Published: June 25, 2025

Unless otherwise noted, the following changes apply to the newest Chrome beta channel release for Android, ChromeOS, Linux, macOS, and Windows. Learn more about the features listed here through the provided links or from the list on ChromeStatus.com. Chrome 139 is beta as of 25 June 2025. You can download the latest on Google.com for desktop or on Google Play Store on Android.

CSS

This release adds six new CSS and UI features.

Short-circuiting var() and attr()

When the fallback is not taken, var() and attr() functions evaluate without looking for cycles in that fallback. The following CSS works, because --green and --blue exist.

--green: green;
--blue: blue;
--a: var(--green, var(--b));
--b: var(--blue, var(--a));

CSS caret-animation property

Chrome already supported animation of the caret-color property, but when animated the default blinking behavior of the caret interfered with the animation. The CSS caret-animation property has two possible values: auto and manual, where auto means browser default (blinking) and manual means the web developer is controlling the caret animation. The property also lets users disable blinking using a user stylesheet.

Corner shaping

Enable styling corners, on top of the existing border-radius, by specifying the shape or curvature of the corner. This lets you create shapes like squircles, notches, and scoops, and animate between them. Learn more in this post from Amit Sheen.

Continue running transitions when switching to the initial transition value.

When the transition related properties change, they are only supposed to affect newly started transitions. This means that if you change the transition properties, unless you also change the properties which have active transition animations, those transition animations will continue with the previously specified duration, easing, etc. Blink incorrectly canceled transitions when the transition property was set to "none", even though it doesn't cancel them if you only change the transition-duration. With this feature, blink will be consistent with webkit and gecko, allowing active transitions to continue running, unless or until their property value changes triggering a new transition update.

CSS Custom Functions

Custom Functions are similar to custom properties, but instead of returning a single, fixed value, they return values based on other custom properties, parameters, and conditionals.

@function --negate(--value) {
result: calc(var(--value) * -1);
}

div {
--gap: 1em;
margin-top: --negate(var(--gap));
}

Support width and height as presentation attributes on nested <svg> elements

Supports applying width and height as presentation attributes on nested <svg> elements through both SVG markup and CSS. This dual approach provides even greater flexibility, letting you manage and style SVG elements more efficiently within complex designs.

Web APIs

Web App Manifest: specify update eligibility, icon URLs are Cache-Control: immutable

Specify an update eligibility algorithm in the manifest spec. This makes the update process more deterministic and predictable, giving developers more control over whether (and when) updates should apply to existing installations, and allowing removal of the 'update check throttle' that user agents currently need to implement to avoid wasting network resources.

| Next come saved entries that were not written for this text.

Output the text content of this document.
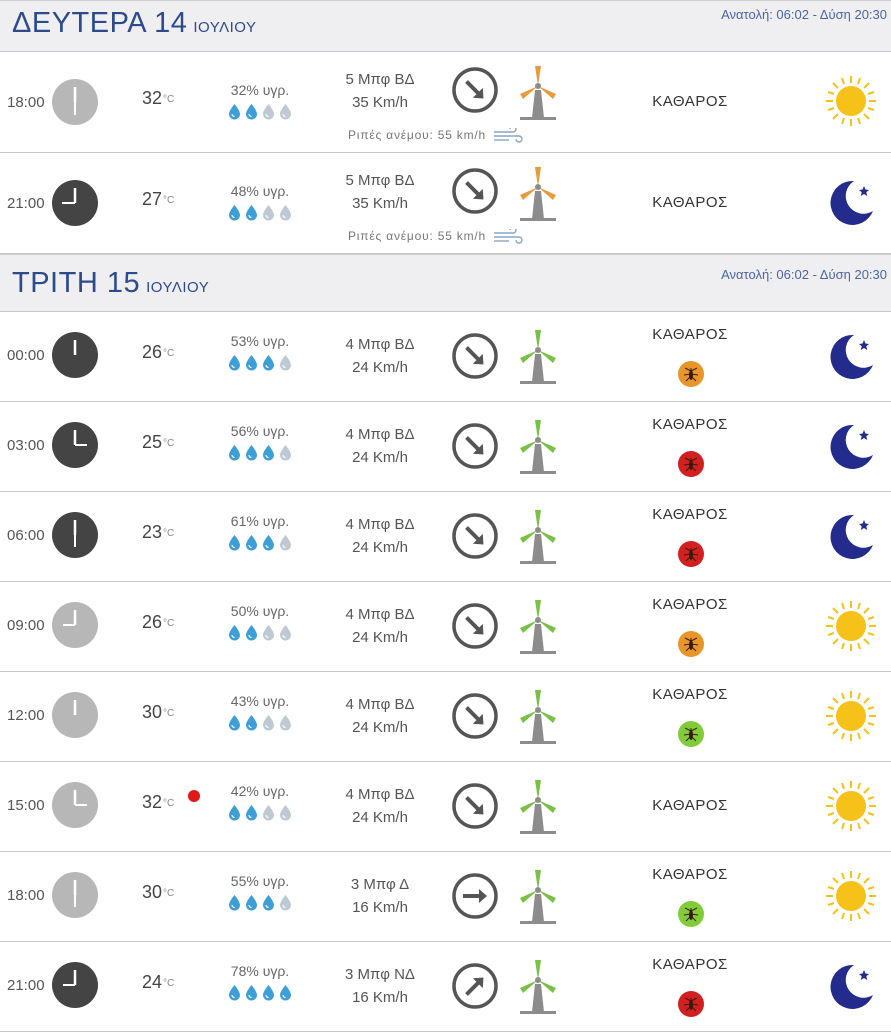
ΔΕΥΤΕΡΑ 14 ΙΟΥΛΙΟΥ
Ανατολή: 06:02 - Δύση 20:30
18:00	$32^{^\circ C}$
32% υγρ.
5 Μπφ ΒΔ
35 Km/h
Ριπές ανέμου: 55 km/h
ΚΑΘΑΡΟΣ
21:00	$27^{^\circ C}$
48% υγρ.
5 Μπφ ΒΔ
35 Km/h
Ριπές ανέμου: 55 km/h
ΚΑΘΑΡΟΣ
ΤΡΙΤΗ 15 ΙΟΥΛΙΟΥ
Ανατολή: 06:02 - Δύση 20:30
00:00	$26^{^\circ C}$
53% υγρ.	4 Μπφ ΒΔ
24 Km/h
ΚΑΘΑΡΟΣ
03:00	$25^{^\circ C}$
56% υγρ.	4 Μπφ ΒΔ
24 Km/h
ΚΑΘΑΡΟΣ
06:00	$23^{^\circ C}$
61% υγρ.	4 Μπφ ΒΔ
24 Km/h
ΚΑΘΑΡΟΣ
09:00	$26^{^\circ C}$
50% υγρ.	4 Μπφ ΒΔ
24 Km/h
ΚΑΘΑΡΟΣ
12:00	$30^{^\circ C}$
43% υγρ.	4 Μπφ ΒΔ
24 Km/h
ΚΑΘΑΡΟΣ
15:00	$32^{^\circ C}$
42% υγρ.	4 Μπφ ΒΔ
24 Km/h
ΚΑΘΑΡΟΣ
18:00	$30^{^\circ C}$
55% υγρ.	3 Μπφ Δ
16 Km/h
ΚΑΘΑΡΟΣ
21:00	$24^{^\circ C}$
78% υγρ.	3 Μπφ ΝΔ
16 Km/h
ΚΑΘΑΡΟΣ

WebXR Depth Sensing Performance Improvements

Exposes several new mechanisms to customize the behavior of the depth sensing feature within a WebXR session, with the goal of improving the performance of the generation or consumption of the depth buffer. The key mechanisms exposed are: the ability to request the raw or smooth depth buffer, the ability to request that the runtime stop or resume providing the depth buffer, and the ability to expose a depth buffer that does not align with the user's view exactly, so that the user agent does not need to perform unnecessary re-projections every frame.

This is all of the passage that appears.